The District Court went on to analyze the remaining Gartenberg factors, ultimately concluding that the plaintiffs had failed to demonstrate the existence of a genuine issue of fact requiring trial. Importantly, in reviewing the nature and quality of the services provided to the Harbor Funds, the District Court rejected the plaintiffs’ argument that only those services performed directly by Harbor should be considered to the exclusion of services performed by the subadvisers engaged by Harbor.
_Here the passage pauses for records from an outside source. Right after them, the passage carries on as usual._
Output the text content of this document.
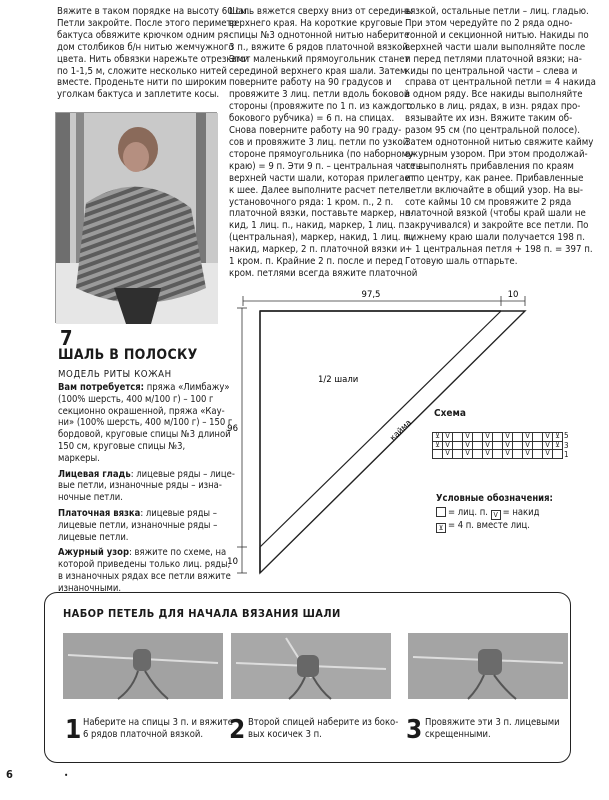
Вяжите в таком порядке на высоту 60 см.

Петли закройте. После этого периметр

бактуса обвяжите крючком одним ря-

дом столбиков б/н нитью жемчужного

цвета. Нить обвязки нарежьте отрезками

по 1-1,5 м, сложите несколько нитей

вместе. Проденьте нити по широким

уголкам бактуса и заплетите косы.

Шаль вяжется сверху вниз от середины

верхнего края. На короткие круговые

спицы №3 однотонной нитью наберите

3 п., вяжите 6 рядов платочной вязкой.

Этот маленький прямоугольник станет

серединой верхнего края шали. Затем

поверните работу на 90 градусов и

провяжите 3 лиц. петли вдоль боковой

стороны (провяжите по 1 п. из каждого

бокового рубчика) = 6 п. на спицах.

Снова поверните работу на 90 граду-

сов и провяжите 3 лиц. петли по узкой

стороне прямоугольника (по наборному

краю) = 9 п. Эти 9 п. – центральная часть

верхней части шали, которая прилегает

к шее. Далее выполните расчет петель

установочного ряда: 1 кром. п., 2 п.

платочной вязки, поставьте маркер, на-

кид, 1 лиц. п., накид, маркер, 1 лиц. п.

(центральная), маркер, накид, 1 лиц. п.,

накид, маркер, 2 п. платочной вязки и

1 кром. п. Крайние 2 п. после и перед

кром. петлями всегда вяжите платочной

вязкой, остальные петли – лиц. гладью.

При этом чередуйте по 2 ряда одно-

тонной и секционной нитью. Накиды по

верхней части шали выполняйте после

и перед петлями платочной вязки; на-

киды по центральной части – слева и

справа от центральной петли = 4 накида

в одном ряду. Все накиды выполняйте

только в лиц. рядах, в изн. рядах про-

вязывайте их изн. Вяжите таким об-

разом 95 см (по центральной полосе).

Затем однотонной нитью свяжите кайму

ажурным узором. При этом продолжай-

те выполнять прибавления по краям

и по центру, как ранее. Прибавленные

петли включайте в общий узор. На вы-

соте каймы 10 см провяжите 2 ряда

платочной вязкой (чтобы край шали не

закручивался) и закройте все петли. По

нижнему краю шали получается 198 п.

+ 1 центральная петля + 198 п. = 397 п.

Готовую шаль отпарьте.

7
ШАЛЬ В ПОЛОСКУ
МОДЕЛЬ РИТЫ КОЖАН
Вам потребуется: пряжа «Лимбажу»
(100% шерсть, 400 м/100 г) – 100 г
секционно окрашенной, пряжа «Кау-
ни» (100% шерсть, 400 м/100 г) – 150 г
бордовой, круговые спицы №3 длиной
150 см, круговые спицы №3,
маркеры.
Лицевая гладь: лицевые ряды – лице-
вые петли, изнаночные ряды – изна-
ночные петли.
Платочная вязка: лицевые ряды –
лицевые петли, изнаночные ряды –
лицевые петли.
Ажурный узор: вяжите по схеме, на
которой приведены только лиц. ряды,
в изнаночных рядах все петли вяжите
изнаночными.
97,5	10
96
10
1/2 шали
кайма
Схема
⊻	V		V		V		V		V		V	⊻
⊻	V		V		V		V		V		V	⊻
	V		V		V		V		V		V	
5
3
1
Условные обозначения:
= лиц. п. V = накид
⊻ = 4 п. вместе лиц.
НАБОР ПЕТЕЛЬ ДЛЯ НАЧАЛА ВЯЗАНИЯ ШАЛИ
1 Наберите на спицы 3 п. и вяжите
6 рядов платочной вязкой. 2 Второй спицей наберите из боко-
вых косичек 3 п.	3 Провяжите эти 3 п. лицевыми
скрещенными.
6	•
The District Court thus determined that it should review the combined services performed both by Harbor and by its subadvisers against the entire amount of the advisory fees paid by the Harbor Funds, because “[b]ut for the agreement between the Funds and [Harbor], the performance of services provided to the Funds by the subadvisers would not have been secured.”

Consistent with this, the District Court also rejected the plaintiffs’ contention that the subadvisory expense incurred by Harbor should be treated as a “pass through” (that is, as though it were paid directly by the Harbor Funds, rather than as an expense incurred by Harbor) in the computation of the profitability of the funds to Harbor. The District Court noted, moreover, undisputed evidence that the Board received information reflecting Harbor’s profitability both with and without subadvisory expenses included, that the Board had considered both metrics, and had “rejected plaintiffs’ preferred method as unhelpful or inappropriate.” This left plaintiffs in the position of arguing that a genuine issue of fact existed, precluding summary judgment, merely because plaintiffs’ retained expert witnesses disagreed with the Board’s conclusion. The District Court found this argument untenable in light of the teaching of the opinions in the Jones case that Section 36(b) does not contemplate “judicial second-guessing of informed board decisions . . . .” It concluded that “[a]s such, plaintiffs’ Monday-morning quarterbacking of the Board’s weighing of Harbor’s profitability does not create a triable issue of fact.”

The opinion is an important—and highly favorable—result for investment advisers, mutual fund boards, investors who benefit from the manager-of-managers business model, and the investment management industry generally.